Roasted Red Pepper. Another of our favorites, we couldn’t resist the pure flavor of roasted red pepper purée with olive oil. With a bit of fresh herb, it could be served in a shot glass as an amuse bouche. We loved it as a sauce under scallops (or any white fish); and we made a heavenly red pepper sorbet. Serve this savory Roasted Red Pepper & Blood Orange Cheesecake Recipe as a first course, and be sure to make the Roasted Red Pepper Soufflé.
Ginger. Minced, sweetened young ginger root, tasting like heavenly ginger candy, had us entranced. Anyone who likes ginger must try this purée. There is no end of uses for it, even spreading it on toast. Or in ice creams and sorbets, on pound cakes and pancakes, as a garnish with poultry, meats and ethnic foods, in sauces and drinks...we sang its praises when we weren’t eating it straight from the jar. If you make gingerbread cookies, this renders the powdered spice irrelevant.

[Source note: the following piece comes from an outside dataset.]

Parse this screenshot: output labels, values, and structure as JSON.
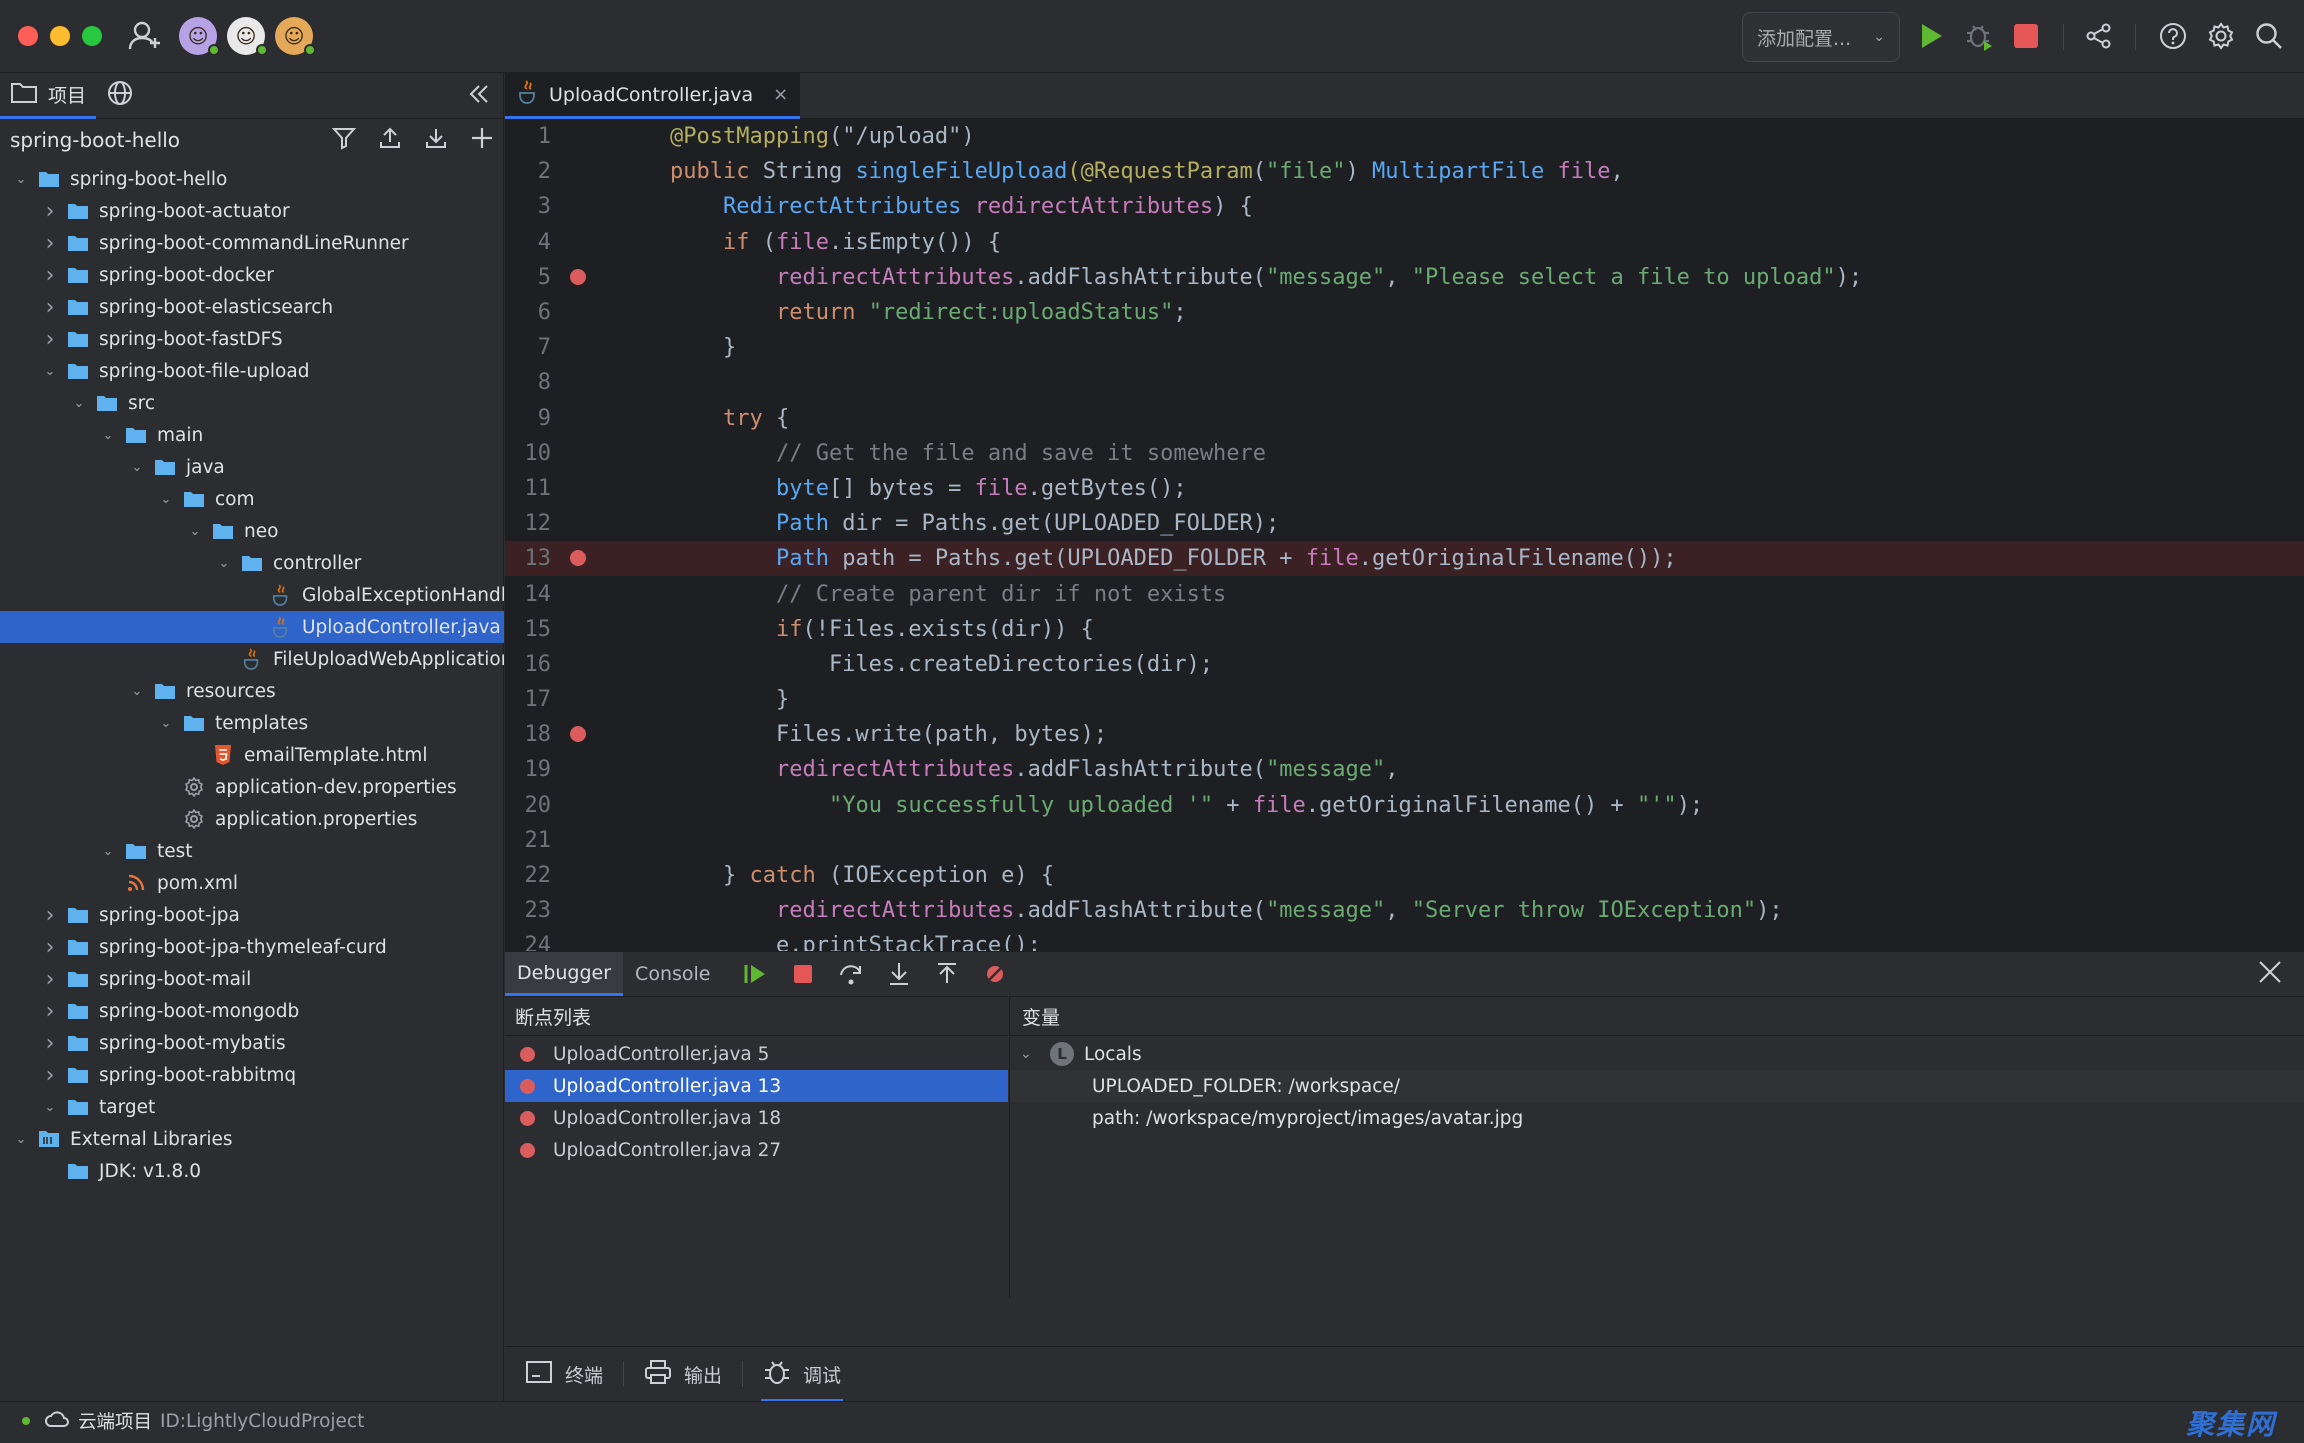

Lemon Zest. We’d say almost the same thing about the lemon zest, chopped and blended with a bit of sugar. Who knew zest could be a condiment? Now we’re hooked. Don’t question it, just buy it—along with the Ginger.

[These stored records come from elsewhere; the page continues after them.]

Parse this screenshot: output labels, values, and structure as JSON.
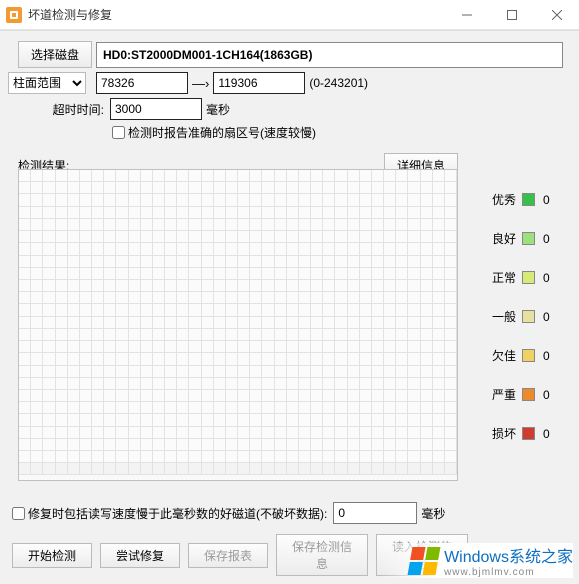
{
  "window": {
    "title": "坏道检测与修复"
  },
  "disk": {
    "select_button": "选择磁盘",
    "label": "HD0:ST2000DM001-1CH164(1863GB)"
  },
  "range": {
    "label": "柱面范围",
    "from": "78326",
    "to": "119306",
    "limits": "(0-243201)"
  },
  "timeout": {
    "label": "超时时间:",
    "value": "3000",
    "unit": "毫秒"
  },
  "accurate": {
    "label": "检测时报告准确的扇区号(速度较慢)"
  },
  "results": {
    "label": "检测结果:",
    "details_button": "详细信息"
  },
  "legend": [
    {
      "name": "优秀",
      "color": "#36c24a",
      "count": "0"
    },
    {
      "name": "良好",
      "color": "#9ee07d",
      "count": "0"
    },
    {
      "name": "正常",
      "color": "#d7ea78",
      "count": "0"
    },
    {
      "name": "一般",
      "color": "#e8e0a0",
      "count": "0"
    },
    {
      "name": "欠佳",
      "color": "#f2d163",
      "count": "0"
    },
    {
      "name": "严重",
      "color": "#eb8b2d",
      "count": "0"
    },
    {
      "name": "损坏",
      "color": "#d13a2f",
      "count": "0"
    }
  ],
  "repair": {
    "option_label": "修复时包括读写速度慢于此毫秒数的好磁道(不破坏数据):",
    "threshold": "0",
    "threshold_unit": "毫秒"
  },
  "buttons": {
    "start": "开始检测",
    "try_repair": "尝试修复",
    "save_report": "保存报表",
    "save_info": "保存检测信息",
    "load_info": "读入检测信息"
  },
  "watermark": {
    "text": "Windows系统之家",
    "url": "www.bjmlmv.com"
  }
}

Tamarind. It’s not easy to find fresh tamarind, let alone a purée. Consider this a real find. Tamarind works with both sweet and savory dishes. It’s a dominant ingredient in Worcestershire sauce, pad thai, chutneys and Latin American sweets. Try the Tamarind, Blood Orange & Chipotle Glaze on a rack of lamb. And follow it with some Tamarind Sorbet.
One thing you’ll note from our notes above is that the purées have a lot of flexibility. Many can be parts of savory preparations as well as sweet. Most have uses in common:
In cocktails and non-alcoholic drinks
In ice creams and sorbets
As dessert sauces
As dessert “beverages”: we served flights of three different purées in shot glasses, either as a light dessert after the cheese course and before coffee, or as one of a series of dessert courses.
Depending on the flavor, one 30-ounce jar makes a gallon of ice cream or 12 cocktails. The website has many recipes to help you decide.
The purées are pricey, but that’s what top ingredients cost—and they cost less than if you purchased the blackberries, lychees, raspberries or white peaches to make 30 ounces of purée yourself. If you have a passion for cooking and love great ingredients, ask for them for a birthday or holiday gift. They will give you much more pleasure than another bottle of wine or a few CDs. And they will lead you through the looking glass into a whole new world of wonderful foods crafted in your own kitchen. If you need any recipes, there are quite a few on The Perfect Purée website.